Merz zeigte sich grundsätzlich offen für einen zeitlich befristeten "Brückenstrompreis", mit dem auch der industrielle Mittelstand über Subventionen von den hohen Energiepreisen entlastet werden könnte. Entsprechende Vorschläge habe man mit dem hessischen und dem nordrhein-westfälischen Ministerpräsidenten, Boris Rhein und Hendrik Wüst, abgesprochen, "das könnten wir uns vorstellen". Merz ergänzte: "Aber das Wichtigste ist, dass die staatlichen Lasten, die heute schon auf dem Strom liegen, gesenkt werden, bevor zusätzliche Subventionen gezahlt werden." So werde man vorschlagen, die Stromsteuer und die Leitungs- sowie die Netzentgelte zu senken.

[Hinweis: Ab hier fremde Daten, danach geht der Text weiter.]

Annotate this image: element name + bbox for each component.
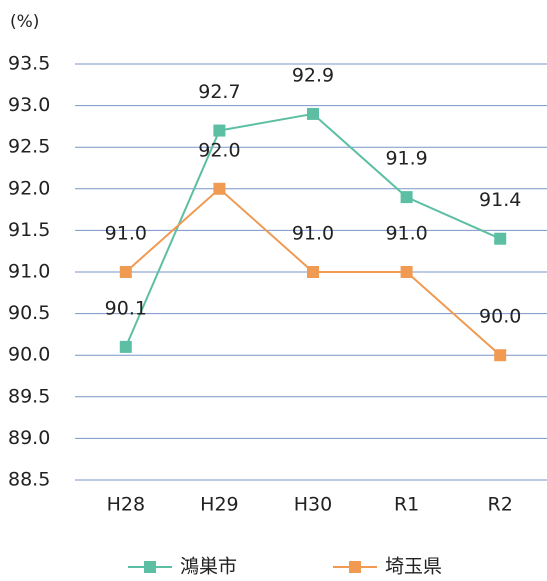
x-tick-label: H30 (294, 494, 332, 516)
legend-marker (144, 561, 156, 573)
point-marker (400, 191, 413, 204)
legend-label: 鴻巣市 (180, 556, 237, 578)
x-tick-label: R1 (394, 494, 419, 516)
point-marker (494, 232, 507, 245)
point-marker (213, 124, 226, 137)
data-label: 91.0 (385, 223, 427, 245)
x-tick-label: H29 (200, 494, 238, 516)
y-tick-label: 92.0 (8, 177, 50, 199)
point-marker (494, 349, 507, 362)
data-label: 92.9 (292, 64, 334, 86)
y-tick-label: 89.0 (8, 427, 50, 449)
y-tick-label: 91.0 (8, 261, 50, 283)
data-label: 90.1 (105, 297, 147, 319)
y-tick-label: 90.0 (8, 344, 50, 366)
data-label: 91.0 (105, 223, 147, 245)
point-marker (400, 266, 413, 278)
y-tick-label: 90.5 (8, 302, 50, 324)
unit-label: (%) (10, 12, 39, 32)
data-label: 92.7 (198, 81, 240, 103)
x-tick-label: R2 (488, 494, 513, 516)
point-marker (119, 266, 132, 278)
data-label: 91.9 (385, 148, 427, 170)
point-marker (307, 107, 319, 120)
point-marker (119, 340, 132, 353)
point-marker (213, 182, 226, 195)
y-tick-label: 93.0 (8, 94, 50, 116)
data-label: 90.0 (479, 306, 521, 328)
data-label: 91.0 (292, 223, 334, 245)
point-marker (307, 266, 319, 278)
y-tick-label: 88.5 (8, 469, 50, 491)
legend-marker (349, 561, 361, 573)
data-label: 91.4 (479, 189, 521, 211)
x-tick-label: H28 (107, 494, 145, 516)
legend-label: 埼玉県 (385, 556, 442, 578)
y-tick-label: 91.5 (8, 219, 50, 241)
data-label: 92.0 (198, 139, 240, 161)
y-tick-label: 89.5 (8, 385, 50, 407)
y-tick-label: 93.5 (8, 53, 50, 75)
y-tick-label: 92.5 (8, 136, 50, 158)
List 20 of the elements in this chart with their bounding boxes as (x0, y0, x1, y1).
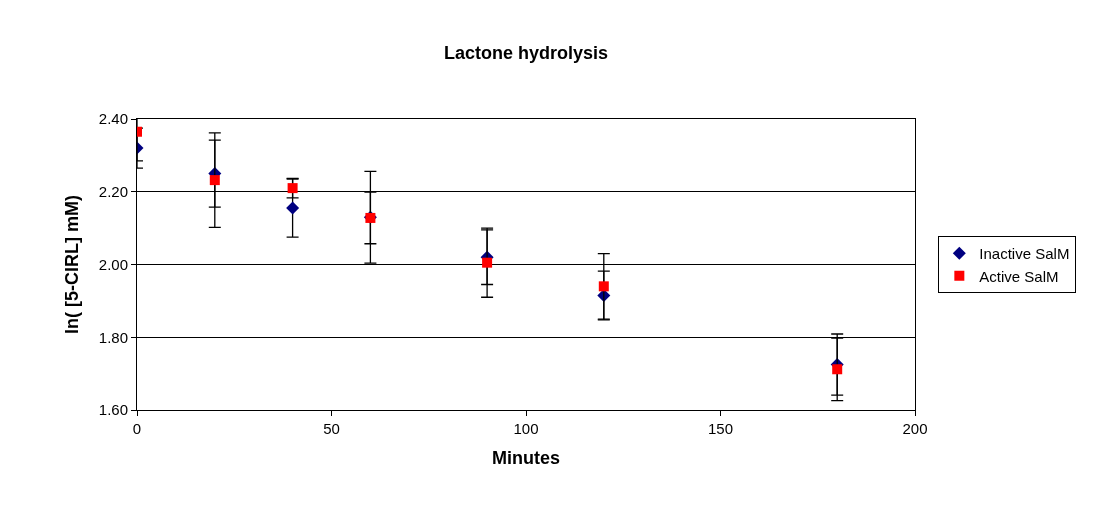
y-tick-label: 2.00 (98, 255, 128, 273)
point (209, 175, 220, 186)
chart-title: Lactone hydrolysis (443, 43, 609, 64)
x-tick-label: 200 (902, 420, 928, 437)
x-axis-title: Minutes (491, 448, 561, 469)
point (482, 257, 493, 268)
x-tick-label: 50 (323, 420, 340, 437)
x-tick-label: 150 (707, 420, 734, 437)
point (286, 201, 300, 215)
x-tick-label: 100 (513, 420, 539, 437)
y-tick-label: 2.20 (98, 183, 128, 200)
legend-label: Inactive SalM (979, 245, 1070, 263)
point (598, 281, 609, 292)
y-axis-title: ln( [5-ClRL] mM) (62, 195, 82, 334)
y-tick-label: 2.40 (98, 110, 128, 128)
legend-label: Active SalM (979, 267, 1059, 285)
y-tick-label: 1.80 (98, 328, 128, 346)
x-tick-label: 0 (132, 420, 142, 437)
point (832, 364, 843, 375)
y-tick-label: 1.60 (98, 401, 128, 419)
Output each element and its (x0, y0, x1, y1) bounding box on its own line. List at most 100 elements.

Im Entwurf einer "Sauerländer Erklärung", die im Laufe des Tages verabschiedet werden sollte, hieß es, für die energieintensive Industrie in Deutschland seien die hohen Energiekosten in besonderer Weise ein massiver Wettbewerbsnachteil. Um diesen auszugleichen, erwarte man von der Bundesregierung ein durchgerechnetes Konzept für einen zeitlich begrenzten, auch für den industriellen Mittelstand wirksamen Brückenstrompreis.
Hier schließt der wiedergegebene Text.